Yesterday-ish, from Justin Reich:
I was also somewhat surprised to learn that in many systems, it is actually quite difficult to get a raw dump of all of the data from a student or class. Many systems don’t have an easy “export to .csv file” option that would let teachers or administrators play around on their own. That’s a terrible omission that most systems could fix quickly.
A couple years ago, working on an LMS evaluation, I kept getting asked what reporting features each potential platform had. Can this platform generate type-of-report-X? About 8 years ago, working on a ePortfolio evaluation, the same question came up — where are the reports? Does this have report Y?

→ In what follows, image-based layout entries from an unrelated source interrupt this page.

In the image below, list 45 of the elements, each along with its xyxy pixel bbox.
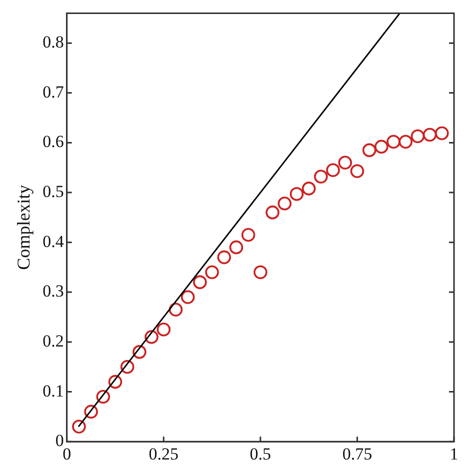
point [132,345,146,359]
point [156,322,171,336]
point [362,143,376,158]
point [144,330,158,344]
point [72,420,86,434]
y-tick-label: 0.1 [42,381,64,400]
x-tick-label: 0.25 [148,444,179,464]
point [229,240,244,254]
point [386,134,400,149]
point [254,265,268,280]
y-axis-title: Complexity [14,184,34,270]
y-tick-label: 0.8 [42,32,64,52]
point [108,374,122,389]
y-tick-label: 0.4 [42,232,64,251]
point [120,360,134,374]
y-tick-label: 0.2 [42,331,64,350]
x-tick-label: 0.5 [250,444,272,464]
point [278,196,292,210]
point [302,182,316,196]
point [350,164,364,178]
point [205,265,219,280]
y-tick-label: 0.3 [42,282,64,301]
point [314,170,328,184]
point [180,290,195,304]
point [338,156,352,170]
x-tick-label: 0.75 [342,444,372,464]
point [435,126,449,140]
point [168,302,183,316]
point [422,128,437,142]
y-tick-label: 0.7 [42,82,64,102]
point [217,250,232,264]
point [193,275,207,290]
point [410,129,425,144]
point [290,187,304,201]
point [374,140,388,154]
point [241,228,256,242]
point [96,390,110,404]
point [326,163,340,178]
y-tick-label: 0.5 [42,182,64,201]
point [266,206,280,220]
point [398,134,413,149]
x-tick-label: 1 [450,444,458,464]
y-tick-label: 0.6 [42,132,64,152]
point [84,404,98,419]
y-tick-label: 0 [55,431,64,450]
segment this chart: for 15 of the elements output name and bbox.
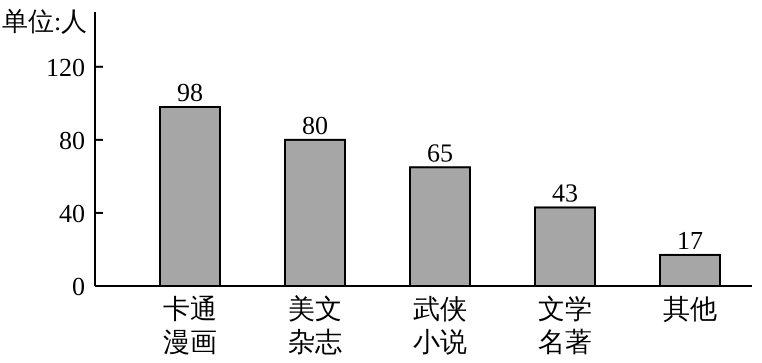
y-tick-label: 80 xyxy=(59,126,85,155)
x-tick-label: 卡通漫画 xyxy=(163,294,217,357)
x-tick-label: 其他 xyxy=(663,294,717,324)
y-axis-title: 单位:人 xyxy=(2,7,88,36)
y-tick-label: 0 xyxy=(72,272,85,301)
data-label: 17 xyxy=(677,226,703,255)
x-tick-label: 武侠小说 xyxy=(413,294,467,357)
data-label: 80 xyxy=(302,110,328,140)
y-tick-label: 120 xyxy=(46,52,85,82)
data-label: 65 xyxy=(427,138,453,168)
x-tick-label: 美文杂志 xyxy=(288,294,342,357)
y-tick-label: 40 xyxy=(59,198,85,228)
x-tick-label: 文学名著 xyxy=(538,294,592,357)
data-label: 43 xyxy=(552,178,578,208)
data-label: 98 xyxy=(177,78,203,107)
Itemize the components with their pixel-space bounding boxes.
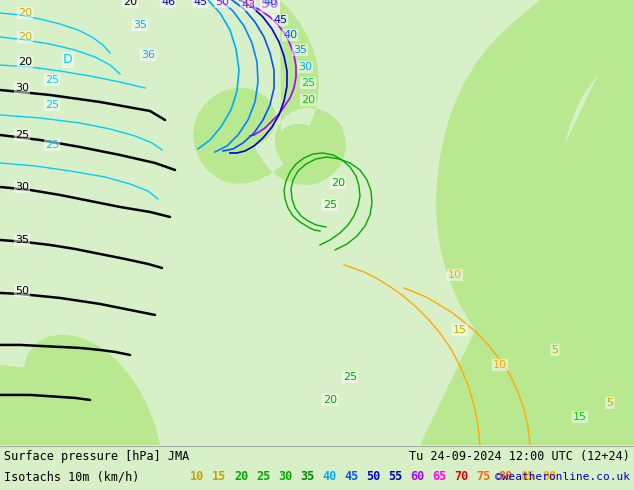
Text: 25: 25 <box>301 78 315 88</box>
Text: 40: 40 <box>283 30 297 40</box>
Text: 45: 45 <box>273 15 287 25</box>
Text: 30: 30 <box>278 470 292 484</box>
Text: 50: 50 <box>215 0 229 7</box>
Text: 65: 65 <box>432 470 446 484</box>
Text: 43: 43 <box>241 0 255 10</box>
Polygon shape <box>420 0 634 445</box>
Text: 20: 20 <box>18 8 32 18</box>
Text: 80: 80 <box>498 470 512 484</box>
Text: 25: 25 <box>45 75 59 85</box>
Text: 40: 40 <box>263 0 277 7</box>
Text: 20: 20 <box>18 32 32 42</box>
Text: 25: 25 <box>256 470 270 484</box>
Text: 15: 15 <box>453 325 467 335</box>
Text: D: D <box>63 53 73 67</box>
Text: 20: 20 <box>18 57 32 67</box>
Text: 10: 10 <box>190 470 204 484</box>
Text: Isotachs 10m (km/h): Isotachs 10m (km/h) <box>4 470 139 484</box>
Text: 50: 50 <box>15 286 29 296</box>
Text: 15: 15 <box>212 470 226 484</box>
Text: 30: 30 <box>15 182 29 192</box>
Text: 50: 50 <box>261 0 279 11</box>
Text: 35: 35 <box>300 470 314 484</box>
Text: 20: 20 <box>301 95 315 105</box>
Text: 20: 20 <box>323 395 337 405</box>
Text: 46: 46 <box>161 0 175 7</box>
Text: 75: 75 <box>476 470 490 484</box>
Text: 10: 10 <box>448 270 462 280</box>
Text: 15: 15 <box>573 412 587 422</box>
Text: 25: 25 <box>323 200 337 210</box>
Polygon shape <box>193 0 346 185</box>
Text: 55: 55 <box>388 470 402 484</box>
Text: 45: 45 <box>193 0 207 7</box>
Text: 60: 60 <box>410 470 424 484</box>
Text: 25: 25 <box>45 140 59 150</box>
Text: 35: 35 <box>15 235 29 245</box>
Text: Surface pressure [hPa] JMA: Surface pressure [hPa] JMA <box>4 450 190 464</box>
Text: 20: 20 <box>234 470 249 484</box>
Polygon shape <box>0 335 160 445</box>
Text: 40: 40 <box>322 470 336 484</box>
Text: 30: 30 <box>15 83 29 93</box>
Text: Tu 24-09-2024 12:00 UTC (12+24): Tu 24-09-2024 12:00 UTC (12+24) <box>409 450 630 464</box>
Text: 20: 20 <box>123 0 137 7</box>
Text: 30: 30 <box>298 62 312 72</box>
Text: 25: 25 <box>45 100 59 110</box>
Text: 35: 35 <box>293 45 307 55</box>
Text: 35: 35 <box>133 20 147 30</box>
Text: 5: 5 <box>607 398 614 408</box>
Text: 85: 85 <box>520 470 534 484</box>
Text: 25: 25 <box>343 372 357 382</box>
Text: 36: 36 <box>141 50 155 60</box>
Text: 90: 90 <box>542 470 556 484</box>
Text: 10: 10 <box>493 360 507 370</box>
Text: 50: 50 <box>366 470 380 484</box>
Text: 5: 5 <box>552 345 559 355</box>
Text: 20: 20 <box>331 178 345 188</box>
Text: 25: 25 <box>15 130 29 140</box>
Text: 45: 45 <box>344 470 358 484</box>
Text: ©weatheronline.co.uk: ©weatheronline.co.uk <box>495 472 630 482</box>
Text: 70: 70 <box>454 470 469 484</box>
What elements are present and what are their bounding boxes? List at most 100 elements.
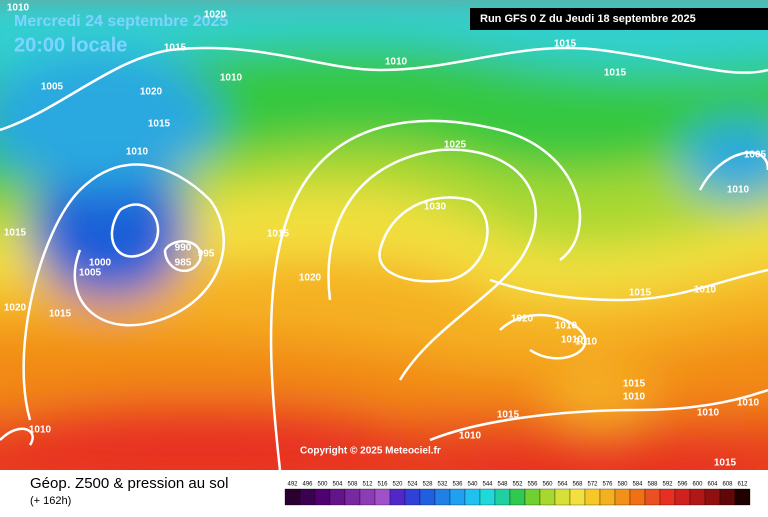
scale-label: 592 xyxy=(662,482,673,488)
scale-label: 564 xyxy=(557,482,568,488)
isobar-label: 1010 xyxy=(575,337,598,348)
scale-swatch xyxy=(419,488,436,506)
run-info: Run GFS 0 Z du Jeudi 18 septembre 2025 xyxy=(480,13,696,25)
scale-swatch xyxy=(404,488,421,506)
scale-label: 528 xyxy=(422,482,433,488)
scale-label: 608 xyxy=(722,482,733,488)
isobar-label: 995 xyxy=(198,249,215,260)
isobar-label: 1015 xyxy=(164,43,187,54)
isobar-label: 1020 xyxy=(204,10,227,21)
scale-label: 544 xyxy=(482,482,493,488)
scale-label: 552 xyxy=(512,482,523,488)
scale-label: 524 xyxy=(407,482,418,488)
scale-label: 540 xyxy=(467,482,478,488)
isobar-label: 1015 xyxy=(497,410,520,421)
scale-swatch xyxy=(719,488,736,506)
scale-swatch xyxy=(734,488,751,506)
scale-swatch xyxy=(284,488,301,506)
scale-swatch xyxy=(569,488,586,506)
scale-swatch xyxy=(344,488,361,506)
isobar-label: 1000 xyxy=(89,258,112,269)
scale-swatch xyxy=(329,488,346,506)
isobar-label: 1015 xyxy=(554,39,577,50)
footer-title: Géop. Z500 & pression au sol xyxy=(30,475,228,492)
isobar-label: 990 xyxy=(175,243,192,254)
scale-swatch xyxy=(509,488,526,506)
scale-label: 588 xyxy=(647,482,658,488)
scale-swatch xyxy=(659,488,676,506)
scale-label: 596 xyxy=(677,482,688,488)
scale-label: 568 xyxy=(572,482,583,488)
scale-swatch xyxy=(434,488,451,506)
isobar-label: 1005 xyxy=(744,150,767,161)
isobar-label: 1010 xyxy=(29,425,52,436)
scale-swatch xyxy=(539,488,556,506)
isobar-label: 1010 xyxy=(697,408,720,419)
isobar-label: 1015 xyxy=(148,119,171,130)
scale-swatch xyxy=(524,488,541,506)
scale-label: 532 xyxy=(437,482,448,488)
scale-label: 492 xyxy=(287,482,298,488)
scale-swatch xyxy=(554,488,571,506)
scale-swatch xyxy=(389,488,406,506)
scale-swatch xyxy=(584,488,601,506)
isobars xyxy=(0,46,768,470)
scale-label: 580 xyxy=(617,482,628,488)
scale-label: 516 xyxy=(377,482,388,488)
scale-swatch xyxy=(629,488,646,506)
isobar-label: 1025 xyxy=(444,140,467,151)
scale-swatch xyxy=(494,488,511,506)
scale-swatch xyxy=(464,488,481,506)
isobar-label: 1015 xyxy=(714,458,737,469)
scale-swatch xyxy=(299,488,316,506)
scale-label: 500 xyxy=(317,482,328,488)
scale-swatch xyxy=(374,488,391,506)
isobar-label: 1005 xyxy=(41,82,64,93)
scale-label: 504 xyxy=(332,482,343,488)
isobar-label: 1005 xyxy=(79,268,102,279)
scale-label: 520 xyxy=(392,482,403,488)
scale-label: 536 xyxy=(452,482,463,488)
field xyxy=(0,0,768,470)
scale-swatch xyxy=(449,488,466,506)
scale-label: 560 xyxy=(542,482,553,488)
isobar-label: 1015 xyxy=(629,288,652,299)
run-box xyxy=(470,8,768,30)
scale-label: 556 xyxy=(527,482,538,488)
scale-swatch xyxy=(314,488,331,506)
isobar-label: 1015 xyxy=(267,229,290,240)
isobar-label: 1020 xyxy=(4,303,27,314)
copyright: Copyright © 2025 Meteociel.fr xyxy=(300,446,441,457)
scale-swatch xyxy=(644,488,661,506)
isobar-label: 1010 xyxy=(459,431,482,442)
isobar-label: 1010 xyxy=(126,147,149,158)
scale-label: 496 xyxy=(302,482,313,488)
isobar-label: 1010 xyxy=(727,185,750,196)
scale-label: 604 xyxy=(707,482,718,488)
scale-label: 512 xyxy=(362,482,373,488)
scale-swatch xyxy=(704,488,721,506)
isobar-label: 985 xyxy=(175,258,192,269)
isobar-label: 1010 xyxy=(737,398,760,409)
scale-label: 612 xyxy=(737,482,748,488)
time: 20:00 locale xyxy=(14,34,127,56)
scale-label: 600 xyxy=(692,482,703,488)
isobar-label: 1020 xyxy=(511,314,534,325)
scale-label: 572 xyxy=(587,482,598,488)
scale-swatch xyxy=(689,488,706,506)
footer-subtitle: (+ 162h) xyxy=(30,495,71,507)
isobar-label: 1010 xyxy=(561,335,584,346)
scale-label: 584 xyxy=(632,482,643,488)
isobar-label: 1010 xyxy=(623,392,646,403)
isobar-label: 1010 xyxy=(694,285,717,296)
scale-swatch xyxy=(479,488,496,506)
date: Mercredi 24 septembre 2025 xyxy=(14,13,228,30)
isobar-label: 1010 xyxy=(7,3,30,14)
scale-label: 508 xyxy=(347,482,358,488)
scale-swatch xyxy=(614,488,631,506)
scale-swatch xyxy=(674,488,691,506)
isobar-label: 1020 xyxy=(140,87,163,98)
scale-swatch xyxy=(599,488,616,506)
scale-label: 548 xyxy=(497,482,508,488)
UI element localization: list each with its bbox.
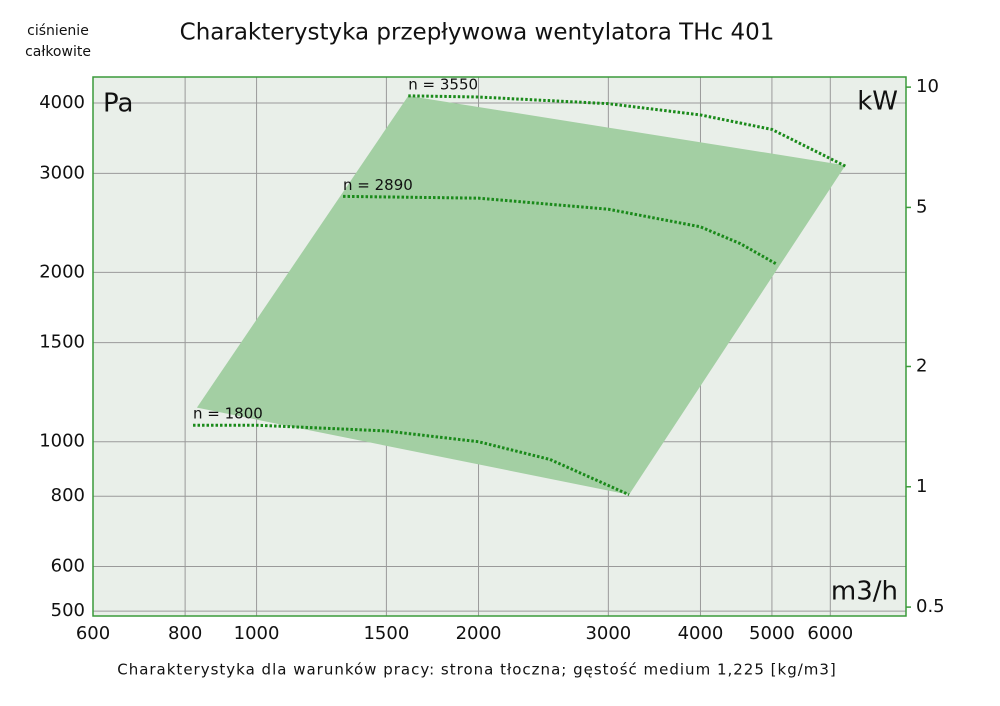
x-tick-label: 800 [168, 623, 202, 644]
y-axis-label: ciśnienie [27, 23, 89, 39]
plot-frame [92, 76, 907, 617]
x-tick-label: 3000 [585, 623, 631, 644]
y2-unit: kW [857, 87, 898, 117]
y2-tick-label: 2 [916, 355, 927, 376]
chart-title: Charakterystyka przepływowa wentylatora … [180, 20, 775, 46]
series-line [193, 423, 630, 497]
y-tick-label: 3000 [39, 162, 85, 183]
x-tick-label: 4000 [678, 623, 724, 644]
x-unit: m3/h [831, 577, 898, 607]
y2-tick-label: 1 [916, 476, 927, 497]
x-tick-label: 600 [76, 623, 110, 644]
y-tick-label: 1500 [39, 332, 85, 353]
series-label: n = 3550 [408, 75, 478, 93]
y-tick-label: 1000 [39, 431, 85, 452]
y-tick-label: 2000 [39, 261, 85, 282]
y2-tick-label: 0.5 [916, 596, 945, 617]
series-line [408, 94, 847, 168]
x-tick-label: 5000 [749, 623, 795, 644]
x-tick-label: 1500 [363, 623, 409, 644]
y-unit: Pa [103, 89, 133, 119]
series-line [343, 194, 778, 266]
series-label: n = 2890 [343, 176, 413, 194]
y2-tick-label: 5 [916, 196, 927, 217]
y-tick-label: 800 [51, 485, 85, 506]
footnote: Charakterystyka dla warunków pracy: stro… [117, 661, 837, 679]
y-axis-label: całkowite [25, 44, 91, 60]
y-tick-label: 4000 [39, 92, 85, 113]
x-tick-label: 2000 [456, 623, 502, 644]
y2-tick-label: 10 [916, 76, 939, 97]
series-label: n = 1800 [193, 405, 263, 423]
x-tick-label: 1000 [234, 623, 280, 644]
x-tick-label: 6000 [807, 623, 853, 644]
y-tick-label: 600 [51, 556, 85, 577]
y-tick-label: 500 [51, 600, 85, 621]
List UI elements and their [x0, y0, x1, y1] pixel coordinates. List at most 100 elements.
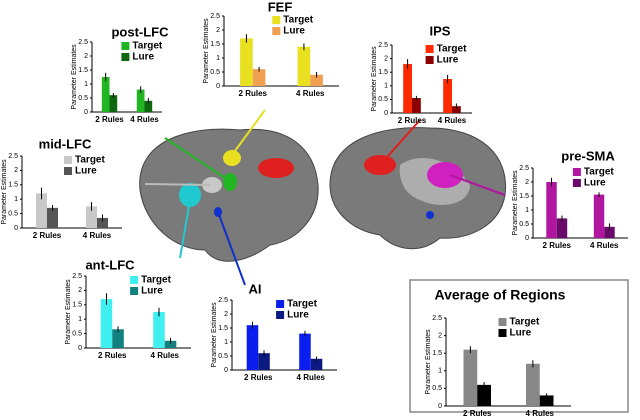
y-tick-label: 2.5	[519, 165, 529, 172]
legend-swatch	[121, 42, 130, 50]
legend-swatch	[64, 156, 72, 164]
legend-label: Lure	[75, 166, 97, 177]
y-tick-label: 1.5	[378, 69, 388, 76]
y-tick-label: 1	[384, 83, 388, 90]
legend-swatch	[425, 56, 434, 64]
x-tick-label: 2 Rules	[543, 241, 572, 250]
y-tick-label: 0.5	[519, 221, 529, 228]
bar	[47, 207, 58, 228]
legend-swatch	[130, 287, 139, 295]
y-tick-label: 2	[14, 167, 18, 174]
y-tick-label: 0.5	[8, 210, 18, 217]
legend-label: Target	[283, 15, 313, 26]
y-tick-label: 1	[438, 368, 442, 375]
chart-title: IPS	[430, 23, 451, 38]
legend-label: Target	[141, 275, 171, 286]
y-tick-label: 2.5	[72, 273, 82, 280]
x-tick-label: 4 Rules	[297, 373, 326, 382]
legend-label: Lure	[141, 286, 163, 297]
y-tick-label: 0	[224, 367, 228, 374]
y-tick-label: 1	[84, 81, 88, 88]
y-tick-label: 2	[216, 27, 220, 34]
bar	[539, 395, 554, 406]
region-ant-lfc	[179, 183, 201, 207]
chart-title: pre-SMA	[561, 148, 615, 163]
x-tick-label: 4 Rules	[151, 351, 180, 360]
bar	[452, 106, 461, 113]
y-tick-label: 0	[78, 345, 82, 352]
x-tick-label: 2 Rules	[463, 409, 492, 418]
y-tick-label: 2	[525, 179, 529, 186]
bar	[546, 182, 557, 238]
bar	[526, 363, 540, 406]
bar	[593, 194, 605, 238]
legend-swatch	[64, 167, 72, 175]
chart-title: Average of Regions	[435, 287, 566, 303]
x-tick-label: 4 Rules	[590, 241, 619, 250]
bar	[100, 299, 113, 348]
y-tick-label: 0.5	[210, 69, 220, 76]
bar	[556, 218, 568, 238]
region-ai-right	[426, 211, 434, 219]
y-tick-label: 2	[438, 332, 442, 339]
y-tick-label: 1.5	[432, 350, 442, 357]
y-tick-label: 1	[224, 339, 228, 346]
legend-label: Target	[132, 41, 162, 52]
legend-label: Lure	[584, 178, 606, 189]
region-post-lfc	[223, 173, 237, 191]
legend-swatch	[130, 276, 139, 284]
bar	[153, 312, 165, 348]
y-tick-label: 0	[438, 403, 442, 410]
x-tick-label: 4 Rules	[130, 115, 159, 124]
bar	[97, 217, 108, 228]
chart-title: FEF	[268, 0, 293, 14]
y-tick-label: 0.5	[78, 95, 88, 102]
connector	[164, 137, 229, 181]
y-tick-label: 0.5	[432, 385, 442, 392]
y-tick-label: 1	[78, 316, 82, 323]
y-tick-label: 1.5	[78, 67, 88, 74]
bar	[258, 353, 270, 370]
y-axis-label: Parameter Estimates	[1, 159, 8, 225]
legend-swatch	[425, 45, 434, 53]
bar	[310, 358, 323, 370]
legend-swatch	[272, 27, 281, 35]
bar	[310, 74, 323, 86]
bar	[136, 89, 145, 112]
y-tick-label: 1	[525, 207, 529, 214]
legend-swatch	[276, 311, 285, 319]
legend-swatch	[121, 53, 130, 61]
bar	[36, 193, 47, 228]
y-tick-label: 2	[384, 55, 388, 62]
y-tick-label: 0	[384, 110, 388, 117]
y-axis-label: Parameter Estimates	[512, 170, 519, 236]
x-tick-label: 2 Rules	[33, 231, 62, 240]
bar	[477, 384, 491, 406]
legend-label: Lure	[437, 55, 459, 66]
y-tick-label: 0	[216, 83, 220, 90]
y-axis-label: Parameter Estimates	[211, 302, 218, 368]
x-tick-label: 4 Rules	[438, 116, 467, 125]
legend-swatch	[498, 318, 507, 326]
legend-swatch	[572, 179, 581, 187]
x-tick-label: 2 Rules	[95, 115, 124, 124]
legend-label: Target	[75, 155, 105, 166]
legend-swatch	[276, 300, 285, 308]
y-tick-label: 2.5	[8, 153, 18, 160]
bar	[164, 340, 177, 348]
y-tick-label: 2.5	[78, 39, 88, 46]
bar	[240, 38, 253, 86]
y-tick-label: 2.5	[210, 13, 220, 20]
y-tick-label: 0.5	[378, 96, 388, 103]
region-ips	[258, 158, 294, 178]
legend-label: Lure	[510, 328, 532, 339]
x-tick-label: 2 Rules	[98, 351, 127, 360]
bar	[252, 69, 266, 86]
bar	[144, 100, 153, 112]
y-tick-label: 1.5	[218, 325, 228, 332]
legend-label: Target	[287, 299, 317, 310]
y-axis-label: Parameter Estimates	[203, 18, 210, 84]
bar	[112, 329, 124, 348]
y-tick-label: 2	[84, 53, 88, 60]
connector	[449, 174, 506, 196]
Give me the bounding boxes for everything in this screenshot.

I’d always point out that we didn’t want reports, we wanted data exports and data APIs that allowed us to generate our own reports, reports that we could change as we developed new questions and theories, or launched new initiatives in need of tracking. The data solutions we’re likely to see have real impact (with no offense to Reich’s Law of Doing Stuff) are likely to come from grassroots tinkering. Data that is exportable in common formats can be processed with common tools, and solutions built in those common tools can be broadly shared. CSV-based reports developed and adopted by Framingham State can be adopted by Keene State or WSU overnight. A solution one of your physics faculty develops can be quickly applied across all entry level courses.
What you want is not “reports” but sensible, easy, and relatively unfettered access to data. And if you don’t have someone on your campus that can make sense of such data, then you need to either hire that person, or give up on the idea that a canned set of reports are going to help you. When fields are mature, canned and polished reigns. But when they are nascent (as is the field of analytics) hackability is a necessity.